Question

If $x_1, x_2$ and $x_3$ are the positive roots of the equation $x^3 - 6x^2 + 3px - 2p = 0, p \in R$ then the value of $\sin^{-1}(\frac{1}{x_1} + \frac{1}{x_2}) + \cos^{-1}(\frac{1}{x_2} + \frac{1}{x_3}) - \tan^{-1}(\frac{1}{x_3} + \frac{1}{x_1})$ is greater than or equal to

• A. $\frac{\pi}{6}$
• B. $\frac{\pi}{4}$
• C. $\frac{\pi}{3}$
• D. $\frac{\pi}{2}$

Answer 1

Answer: (B)

$\frac{\pi}{4}$

Answer 2

The given cubic equation is $x^3 - 6x^2 + 3px - 2p = 0$. Let $x_1, x_2, x_3$ be the positive roots of this equation.

From Vieta's formulas:

1. $x_1 + x_2 + x_3 = 6$
2. $x_1x_2 + x_2x_3 + x_3x_1 = 3p$
3. $x_1x_2x_3 = 2p$

Since $x_1, x_2, x_3$ are positive, $x_1x_2x_3 = 2p > 0$, thus, $p > 0$.

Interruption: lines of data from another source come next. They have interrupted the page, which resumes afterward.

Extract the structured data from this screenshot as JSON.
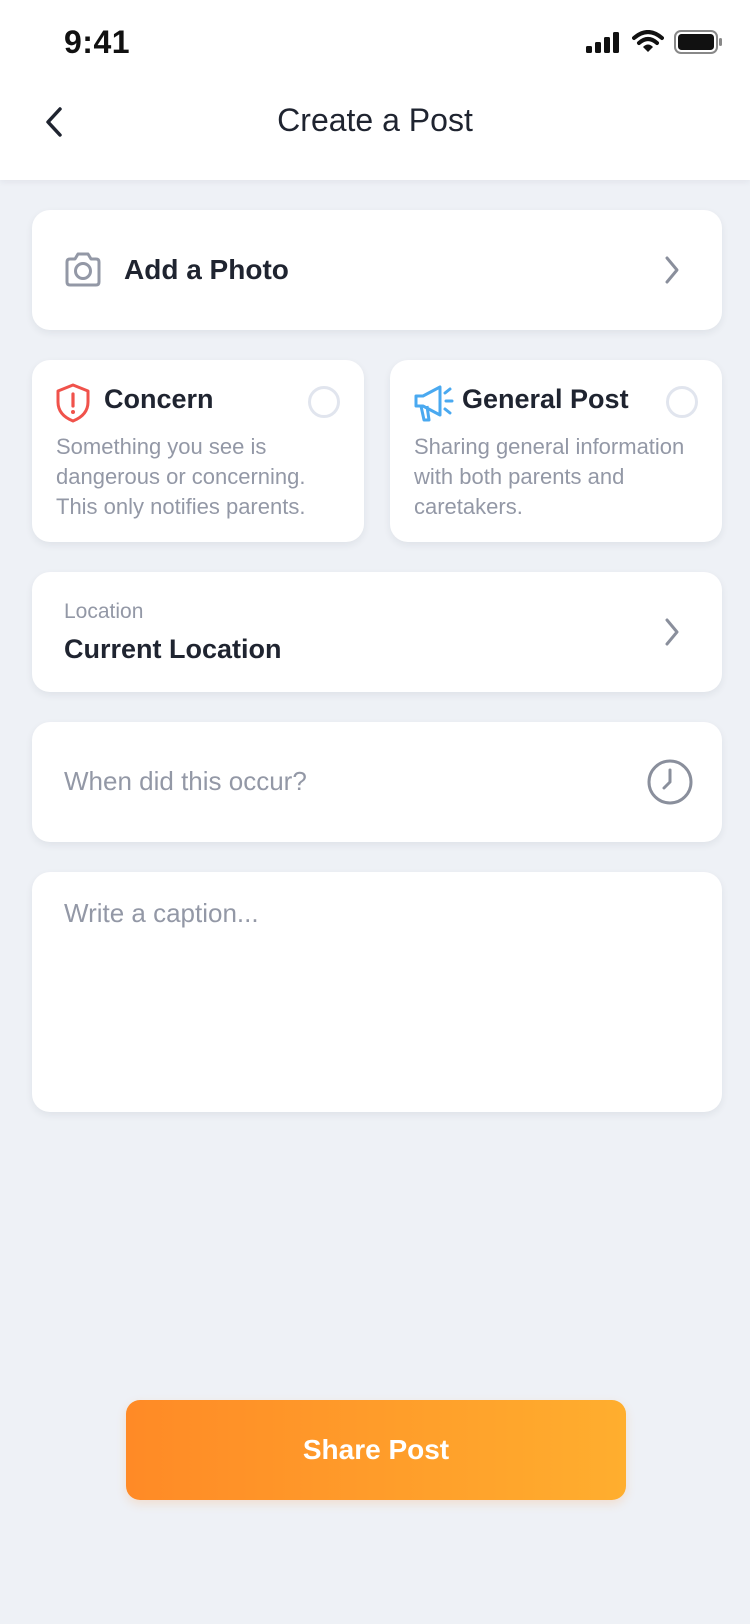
{
  "status_bar": {
    "time": "9:41"
  },
  "header": {
    "title": "Create a Post"
  },
  "photo": {
    "label": "Add a Photo"
  },
  "post_types": [
    {
      "title": "Concern",
      "description": "Something you see is dangerous or concerning. This only notifies parents.",
      "icon": "shield-alert-icon",
      "color": "#F0524B"
    },
    {
      "title": "General Post",
      "description": "Sharing general information with both parents and caretakers.",
      "icon": "megaphone-icon",
      "color": "#4AA9F0"
    }
  ],
  "location": {
    "label": "Location",
    "value": "Current Location"
  },
  "time": {
    "placeholder": "When did this occur?"
  },
  "caption": {
    "placeholder": "Write a caption..."
  },
  "share_button": {
    "label": "Share Post"
  },
  "colors": {
    "accent_start": "#FF8A26",
    "accent_end": "#FFAE2E",
    "background": "#EEF1F6"
  }
}
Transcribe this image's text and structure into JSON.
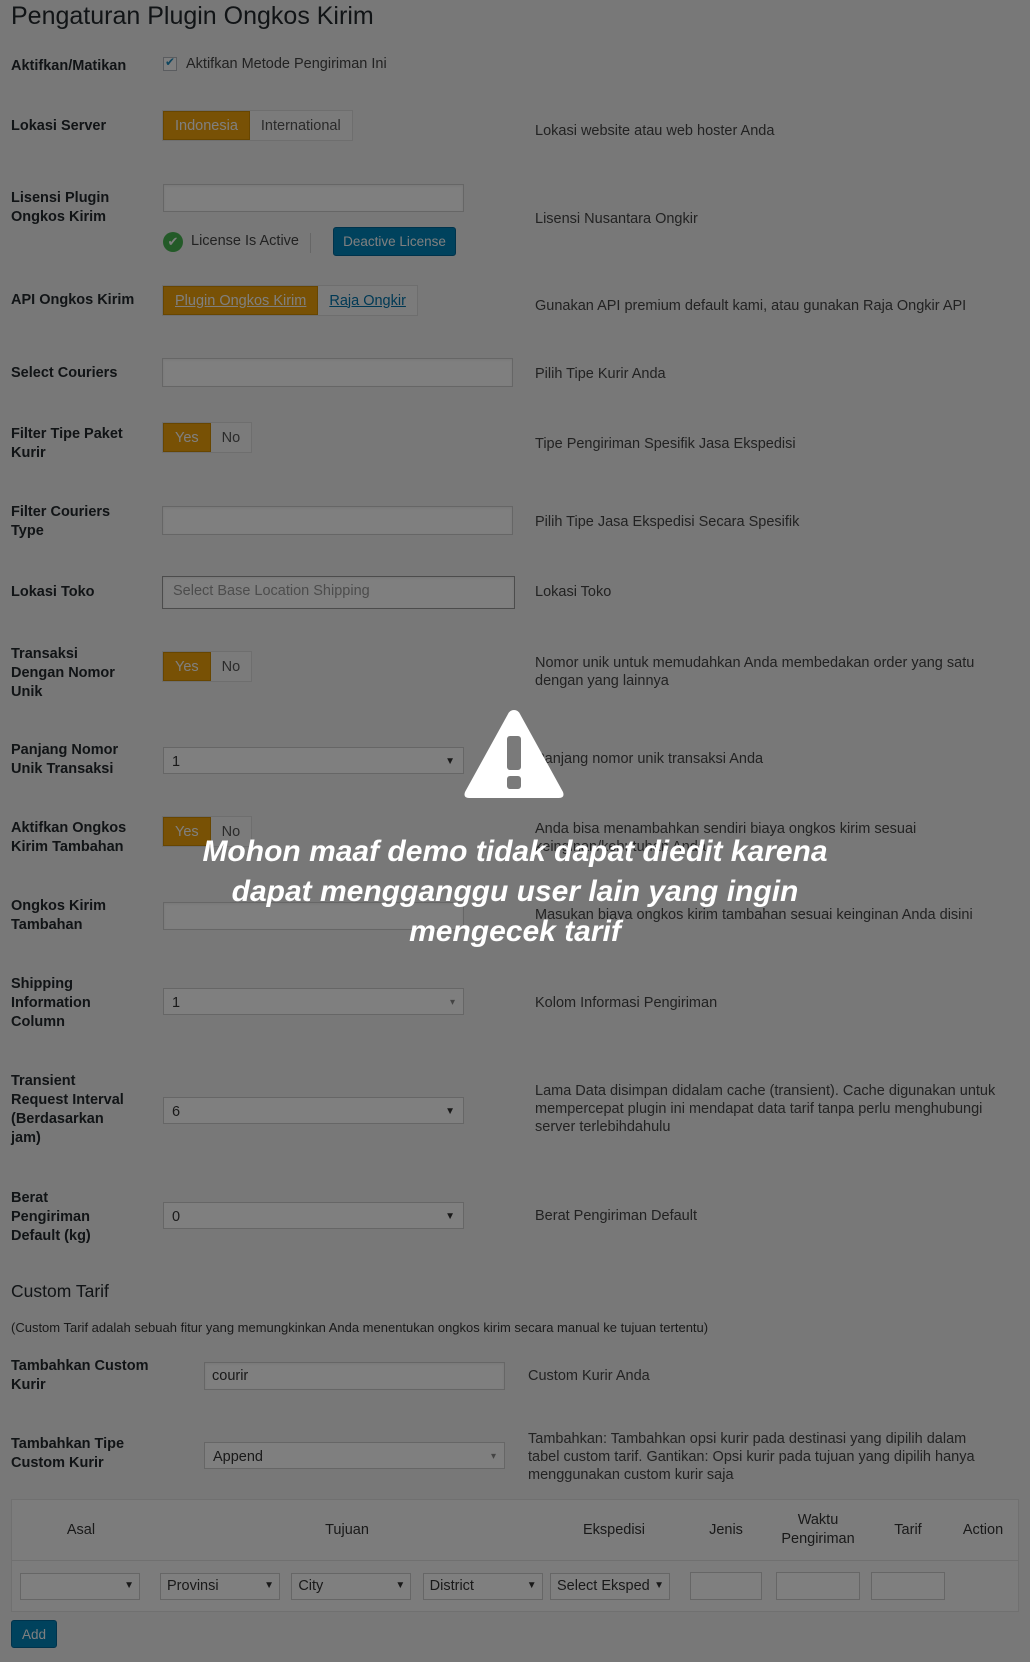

Now, consider the sum of the reciprocals of the roots: $\frac{1}{x_1} + \frac{1}{x_2} + \frac{1}{x_3} = \frac{x_2x_3 + x_1x_3 + x_1x_2}{x_1x_2x_3} = \frac{3p}{2p} = \frac{3}{2}$.

Let $y_1 = \frac{1}{x_1}$, $y_2 = \frac{1}{x_2}$, $y_3 = \frac{1}{x_3}$. Then $y_1, y_2, y_3$ are positive, and $y_1+y_2+y_3 = \frac{3}{2}$.

The expression to evaluate is $E = \sin^{-1}(\frac{1}{x_1} + \frac{1}{x_2}) + \cos^{-1}(\frac{1}{x_2} + \frac{1}{x_3}) - \tan^{-1}(\frac{1}{x_3} + \frac{1}{x_1})$.

Using $y_1+y_2+y_3 = \frac{3}{2}$: $E = \sin^{-1}(\frac{3}{2} - y_3) + \cos^{-1}(\frac{3}{2} - y_1) - \tan^{-1}(\frac{3}{2} - y_2)$.

For the cubic equation to have three real roots, its discriminant must be non-negative. The discriminant $\Delta$ is given by: $\Delta = -108p^3 + 864p^2 - 1728p \ge 0$. This simplifies to $p(p-4)^2 \le 0$.

Since $p > 0$ and $(p-4)^2 \ge 0$, the inequality can only hold if $(p-4)^2 = 0$. This implies $p=4$.

Substitute $p=4$ into the original equation: $x^3 - 6x^2 + 12x - 8 = 0$, which simplifies to $(x-2)^3 = 0$. So, $x_1=x_2=x_3=2$.

Since $x_1=x_2=x_3=2$, we have $y_1 = y_2 = y_3 = \frac{1}{2}$.

Now substitute these values back into the expression for $E$: $E = \sin^{-1}(\frac{1}{2}+\frac{1}{2}) + \cos^{-1}(\frac{1}{2}+\frac{1}{2}) - \tan^{-1}(\frac{1}{2}+\frac{1}{2}) = \sin^{-1}(1) + \cos^{-1}(1) - \tan^{-1}(1) = \frac{\pi}{2} + 0 - \frac{\pi}{4} = \frac{\pi}{4}$.

Thus, the value of the expression is $\frac{\pi}{4}$.